Este artigo analisa aspectos da implementação do Auxílio Emergencial no Brasil, criado para combater as crises sanitária, econômica e social acarretadas pela pandemia de Covid-19. Este benefício trouxe desafios para o futuro de políticas permanentes de transferência de renda com vistas à superação de vulnerabilidades, expressando dilemas também enfrentados por outros países da América Latina. Para além da importância da elevação da cobertura e dos valores dos benefícios, ressaltam-se dois aspectos cruciais que têm sido negligenciados pelas discussões correntes e que se revelaram precários no Auxílio Emergencial: a importância de uma efetiva articulação federativa e de um cadastro de beneficiários com informações abrangentes de suas condições de vida. Os resultados obtidos a partir de modelos estatísticos aplicados ao nível municipal revelam que parte da magnitude do grupo de “invisíveis”, pessoas até então ausentes dos registros governamentais, é explicada pela desidratação recente das estruturas da política de assistência social, ou seja, por processos de policy drift. Conclui-se que a crise da pandemia poderia ter sido combatida com maior rapidez caso esta política social não estivesse defasada, e argumenta-se que a efetividade futura das políticas de transferência de renda depende da retomada dos instrumentos do Cadastro Único de Programas Sociais.
A América Latina se caracterizou nos últimos anos pela inovação neste setor de políticas públicas, particularmente o Brasil, com o Programa Bolsa-Família. No entanto, a magnitude do Auxílio Emergencial em termos do valor do benefício transferido e da cobertura alcançada mostrou a necessidade de reformulação das políticas tradicionais de transferência de renda, agenda que atinge os demais países da América Latina.
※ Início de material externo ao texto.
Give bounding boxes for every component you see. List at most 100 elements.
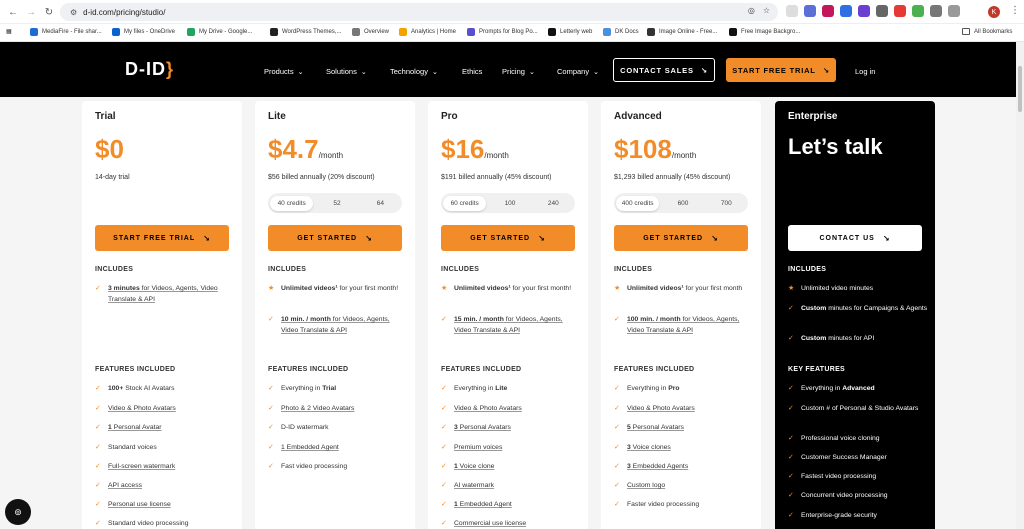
check-icon: ✓ <box>441 463 447 470</box>
extension-d-icon[interactable] <box>840 5 852 17</box>
nav-products[interactable]: Products ⌄ <box>264 67 303 76</box>
contact-sales-button[interactable]: CONTACT SALES ↘ <box>613 58 715 82</box>
features-heading: KEY FEATURES <box>788 366 846 373</box>
address-bar[interactable]: ⚙ d-id.com/pricing/studio/ ◎ ☆ <box>60 3 778 21</box>
browser-menu-icon[interactable]: ⋮ <box>1010 5 1020 16</box>
profile-avatar[interactable]: K <box>988 6 1000 18</box>
check-icon: ✓ <box>95 520 101 527</box>
list-item: ✓ Standard voices <box>95 444 157 451</box>
list-item: ✓ Fastest video processing <box>788 473 877 480</box>
extension-camera-icon[interactable] <box>876 5 888 17</box>
list-item: ✓ Commercial use license <box>441 520 527 527</box>
plan-card-advanced: Advanced $108/month $1,293 billed annual… <box>601 101 761 529</box>
list-item: ✓ 15 min. / month for Videos, Agents, Vid… <box>441 316 563 334</box>
plan-name: Pro <box>441 111 458 122</box>
bookmark-item[interactable]: Prompts for Blog Po... <box>467 28 538 36</box>
bookmark-item[interactable]: My files - OneDrive <box>112 28 175 36</box>
check-icon: ✓ <box>268 463 274 470</box>
forward-icon[interactable]: → <box>22 3 40 21</box>
eye-off-icon[interactable]: ◎ <box>748 6 755 15</box>
d-id-logo[interactable]: D-ID} <box>125 59 174 80</box>
bookmark-item[interactable]: Image Online - Free... <box>647 28 717 36</box>
extension-shield-icon[interactable] <box>804 5 816 17</box>
check-icon: ✓ <box>95 463 101 470</box>
credits-option[interactable]: 100 <box>488 200 531 207</box>
extension-download-icon[interactable] <box>822 5 834 17</box>
list-item: ✓ AI watermark <box>441 482 495 489</box>
list-item: ✓ Photo & 2 Video Avatars <box>268 405 355 412</box>
features-heading: FEATURES INCLUDED <box>95 366 176 373</box>
list-item: ✓ Customer Success Manager <box>788 454 887 461</box>
split-view-icon[interactable] <box>948 5 960 17</box>
login-link[interactable]: Log in <box>855 67 875 76</box>
credits-option[interactable]: 40 credits <box>270 195 314 211</box>
bookmark-item[interactable]: WordPress Themes,... <box>270 28 341 36</box>
bookmark-item[interactable]: MediaFire - File shar... <box>30 28 102 36</box>
nav-solutions[interactable]: Solutions ⌄ <box>326 67 367 76</box>
bookmark-item[interactable]: DK Docs <box>603 28 639 36</box>
check-icon: ✓ <box>614 316 620 323</box>
plan-card-enterprise: Enterprise Let’s talk CONTACT US ↘ INCLUD… <box>775 101 935 529</box>
bookmark-item[interactable]: Overview <box>352 28 389 36</box>
extensions-puzzle-icon[interactable] <box>930 5 942 17</box>
credits-option[interactable]: 700 <box>705 200 748 207</box>
extension-color-icon[interactable] <box>912 5 924 17</box>
start-free-trial-button[interactable]: START FREE TRIAL ↘ <box>726 58 836 82</box>
bookmark-item[interactable]: Free Image Backgro... <box>729 28 800 36</box>
check-icon: ✓ <box>268 444 274 451</box>
billing-note: $56 billed annually (20% discount) <box>268 174 375 181</box>
nav-ethics[interactable]: Ethics <box>462 67 482 76</box>
credits-option[interactable]: 52 <box>315 200 358 207</box>
list-item: ✓ 3 Voice clones <box>614 444 671 451</box>
apps-grid-icon[interactable]: ▦ <box>6 28 12 35</box>
all-bookmarks[interactable]: All Bookmarks <box>962 28 1012 35</box>
folder-icon <box>962 28 970 35</box>
check-icon: ✓ <box>95 285 101 292</box>
bookmark-item[interactable]: Analytics | Home <box>399 28 456 36</box>
list-item: ✓ Everything in Advanced <box>788 385 875 392</box>
bookmark-star-icon[interactable]: ☆ <box>763 6 770 15</box>
nav-technology[interactable]: Technology ⌄ <box>390 67 438 76</box>
star-icon: ★ <box>268 285 275 292</box>
chat-widget-icon[interactable]: ⊚ <box>5 499 31 525</box>
scrollbar-thumb[interactable] <box>1018 66 1022 112</box>
back-icon[interactable]: ← <box>4 3 22 21</box>
nav-pricing[interactable]: Pricing ⌄ <box>502 67 535 76</box>
plan-name: Advanced <box>614 111 662 122</box>
list-item: ✓ 5 Personal Avatars <box>614 424 684 431</box>
credits-option[interactable]: 60 credits <box>443 195 487 211</box>
check-icon: ✓ <box>614 424 620 431</box>
credits-option[interactable]: 400 credits <box>616 195 660 211</box>
credits-option[interactable]: 600 <box>661 200 704 207</box>
credits-option[interactable]: 240 <box>532 200 575 207</box>
get-started-button[interactable]: GET STARTED ↘ <box>268 225 402 251</box>
bookmark-item[interactable]: Letterly web <box>548 28 592 36</box>
site-info-icon[interactable]: ⚙ <box>70 8 77 17</box>
extension-purple-icon[interactable] <box>858 5 870 17</box>
start-free-trial-card-button[interactable]: START FREE TRIAL ↘ <box>95 225 229 251</box>
credits-option[interactable]: 64 <box>359 200 402 207</box>
get-started-button[interactable]: GET STARTED ↘ <box>441 225 575 251</box>
extension-red-icon[interactable] <box>894 5 906 17</box>
extension-u-icon[interactable] <box>786 5 798 17</box>
site-header: D-ID} Products ⌄ Solutions ⌄ Technology ⌄ E… <box>0 42 1024 97</box>
arrow-icon: ↘ <box>700 65 708 75</box>
get-started-button[interactable]: GET STARTED ↘ <box>614 225 748 251</box>
billing-note: $1,293 billed annually (45% discount) <box>614 174 731 181</box>
list-item: ✓ Premium voices <box>441 444 503 451</box>
contact-us-button[interactable]: CONTACT US ↘ <box>788 225 922 251</box>
reload-icon[interactable]: ↻ <box>40 3 58 21</box>
list-item: ✓ Standard video processing <box>95 520 189 527</box>
check-icon: ✓ <box>788 473 794 480</box>
list-item: ★ Unlimited videos¹ for your first month! <box>441 285 572 292</box>
check-icon: ✓ <box>614 482 620 489</box>
list-item: ✓ API access <box>95 482 142 489</box>
check-icon: ✓ <box>788 512 794 519</box>
nav-company[interactable]: Company ⌄ <box>557 67 599 76</box>
credits-selector: 60 credits 100 240 <box>441 193 575 213</box>
page-scrollbar[interactable] <box>1016 42 1024 529</box>
check-icon: ✓ <box>268 385 274 392</box>
bookmark-item[interactable]: My Drive - Google... <box>187 28 252 36</box>
list-item: ✓ Custom minutes for Campaigns & Agents <box>788 305 928 312</box>
list-item: ✓ Everything in Trial <box>268 385 337 392</box>
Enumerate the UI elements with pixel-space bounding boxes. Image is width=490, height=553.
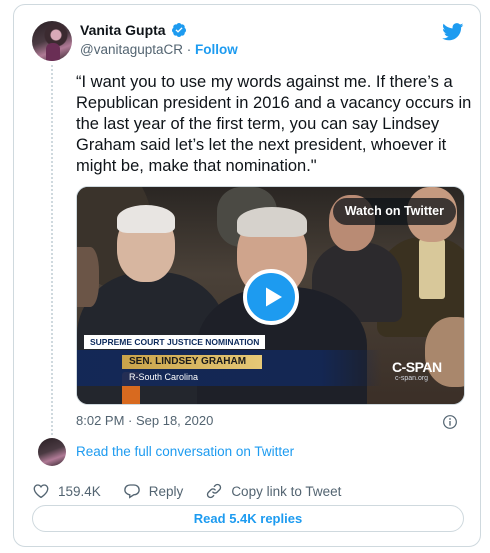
tweet-text: “I want you to use my words against me. … xyxy=(76,73,472,175)
author-avatar[interactable] xyxy=(32,21,72,61)
embedded-tweet-card: Vanita Gupta @vanitaguptaCR · Follow “I … xyxy=(13,4,481,547)
read-replies-button[interactable]: Read 5.4K replies xyxy=(32,505,464,532)
copy-link-label: Copy link to Tweet xyxy=(231,483,342,499)
handle-separator: · xyxy=(186,42,192,57)
video-person-head xyxy=(77,247,99,307)
play-icon xyxy=(266,287,282,307)
read-conversation-link[interactable]: Read the full conversation on Twitter xyxy=(76,444,294,459)
reply-bubble-icon xyxy=(123,484,140,499)
video-speaker-hair xyxy=(237,207,307,237)
video-person-head xyxy=(425,317,464,387)
author-handle-row: @vanitaguptaCR · Follow xyxy=(80,42,238,57)
like-count: 159.4K xyxy=(58,483,101,499)
author-display-name[interactable]: Vanita Gupta xyxy=(80,22,166,38)
chyron-topic: SUPREME COURT JUSTICE NOMINATION xyxy=(84,335,266,349)
twitter-bird-icon[interactable] xyxy=(442,23,464,41)
chyron-name: SEN. LINDSEY GRAHAM xyxy=(129,356,247,367)
reply-label: Reply xyxy=(148,483,184,499)
watch-on-twitter-button[interactable]: Watch on Twitter xyxy=(332,198,456,225)
link-icon xyxy=(207,483,222,499)
timestamp-text[interactable]: 8:02 PM · Sep 18, 2020 xyxy=(76,413,213,428)
cspan-logo: C-SPAN xyxy=(392,359,442,375)
info-icon[interactable] xyxy=(442,414,458,430)
video-person-hair xyxy=(117,205,175,233)
tweet-timestamp[interactable]: 8:02 PM · Sep 18, 2020 xyxy=(76,413,213,428)
cspan-url: c-span.org xyxy=(395,375,429,382)
thread-connector-line xyxy=(51,65,53,435)
chyron-subtitle: R-South Carolina xyxy=(129,372,199,382)
reply-action[interactable]: Reply xyxy=(123,482,184,500)
video-person-shirt xyxy=(419,239,445,299)
play-button[interactable] xyxy=(243,269,299,325)
tweet-actions: 159.4K Reply Copy link to Tweet xyxy=(32,482,363,500)
video-media[interactable]: Watch on Twitter SUPREME COURT JUSTICE N… xyxy=(76,186,465,405)
like-action[interactable]: 159.4K xyxy=(32,482,101,500)
author-name-row: Vanita Gupta xyxy=(80,22,187,38)
author-avatar-small[interactable] xyxy=(38,438,66,466)
copy-link-action[interactable]: Copy link to Tweet xyxy=(205,482,341,500)
heart-icon xyxy=(33,484,49,499)
follow-link[interactable]: Follow xyxy=(195,42,238,57)
verified-badge-icon xyxy=(171,23,186,37)
author-handle[interactable]: @vanitaguptaCR xyxy=(80,42,183,57)
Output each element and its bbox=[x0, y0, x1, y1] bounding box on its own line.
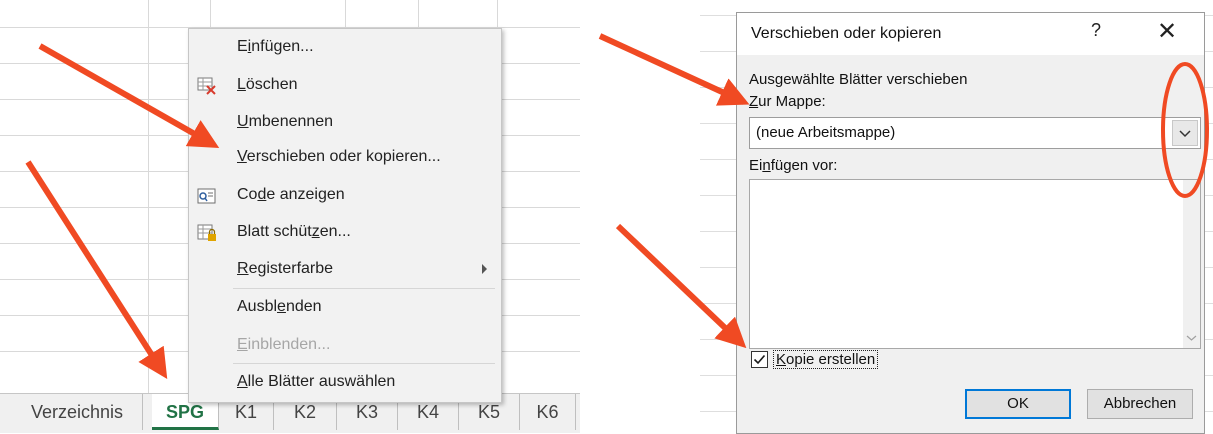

Neste artigo, por meio de análise intensiva do caso brasileiro, com referência à situação de demais países, chamo atenção para aspectos importantes que estão sendo negligenciados nas discussões correntes. O funcionamento efetivo das políticas de transferência depende da articulação intergovernamental e deve estar balizado em cadastros abrangentes e inclusivos. A análise com métodos quantitativos multivariados no nível municipal revela que grande parte dos “invisíveis”, pessoas até então ausentes dos registros governamentais, se deve à desidratação recente da assistência social no Brasil.